Half of all war supplies to Afghanistan pass through Pakistan, the U.S. military’s Transportation Command says.
“The border is still closed after the NATO attack yesterday,” said Zahirullah Khan, a local government official in Jamrood, part of Khyber Agency through which equipment for international troops fighting the Afghan Taliban flows. “Around 400 trucks are standing here waiting for the border to reopen.”
Missile Strikes
NATO acknowledged its forces entered Pakistan’s airspace as part of a raid on insurgents and responded to small arms fire, the International Security Assistance Force said in a statement yesterday.

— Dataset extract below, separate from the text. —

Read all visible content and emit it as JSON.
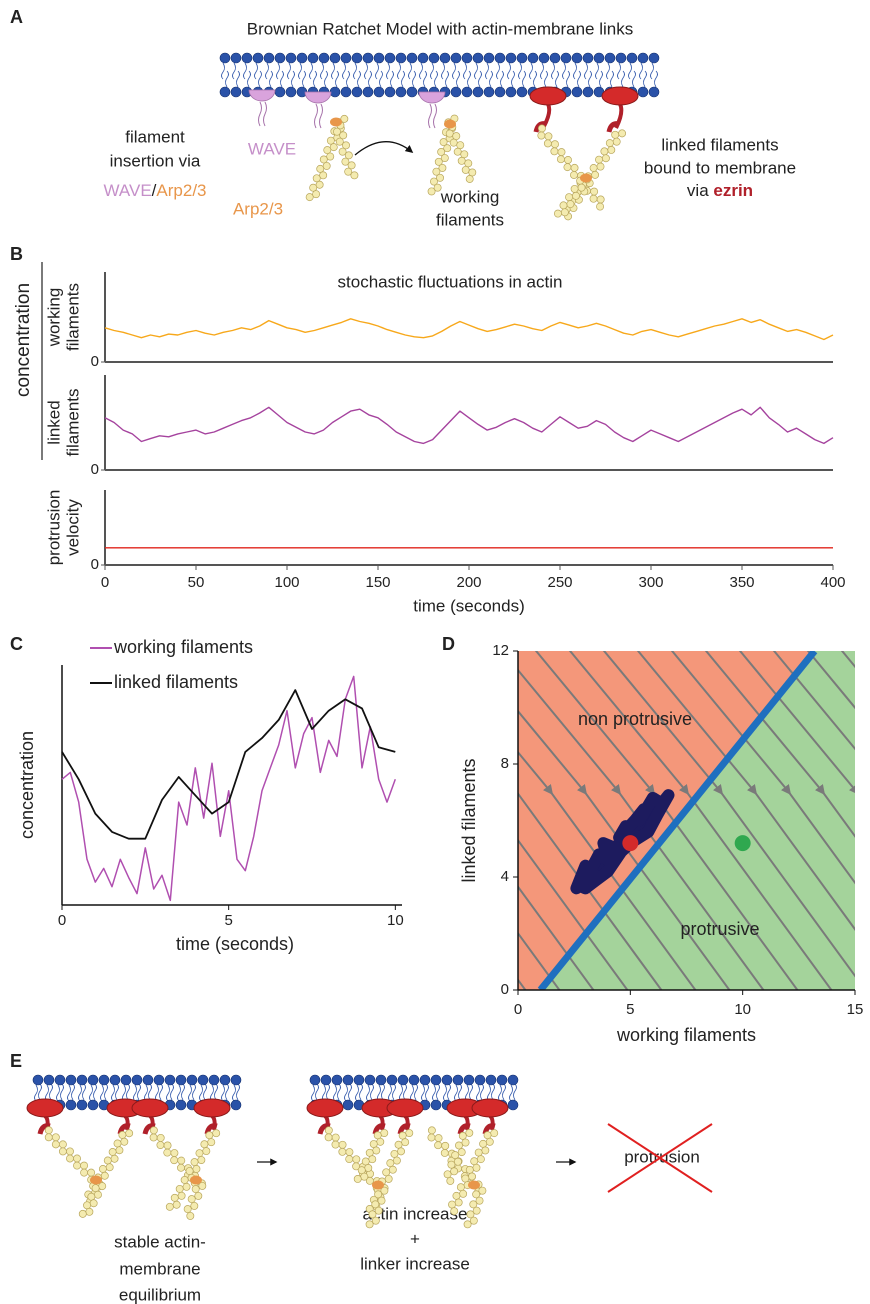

The incident in the Upper Kurram region underscores tensions between the U.S. and Pakistani armed forces after the American military this month escalated the number of missile strikes against Taliban and al-Qaeda militants in northwest Pakistan’s tribal region.
Pentagon spokesman Colonel David Lapan told reporters yesterday that the closure of the northern route isn’t having an impact on supply of U.S. and NATO troops because the coalition has other land and air avenues into Afghanistan, including a land route in southern Afghanistan that remains open.
Pakistan Offensives
“We don’t put all our eggs in one basket,” Lapan said.
In yesterday’s incident, soldiers “retaliated through rifle fire to indicate that the helicopters were crossing into our territory,” Pakistan’s Inter Services Public Relations said in a statement. “Instead of heeding to the warning, helicopters went to fire two missiles, destroying the post.”
Pakistan’s Foreign Ministry on Sept. 27 protested after air strikes on its soil by NATO helicopters reportedly killed more than 50 people. It called the military action a violation of the United Nations mandate for U.S.-led forces in Afghanistan.
Pakistan’s army began an offensive against militants based in its rugged northwestern provinces last October. From the Taliban stronghold of South Waziristan, fighting has now spread to six tribal agencies in the region.
The U.S. wants Pakistan to target groups based in the remaining region, North Waziristan, that have attacked international troops in Afghanistan.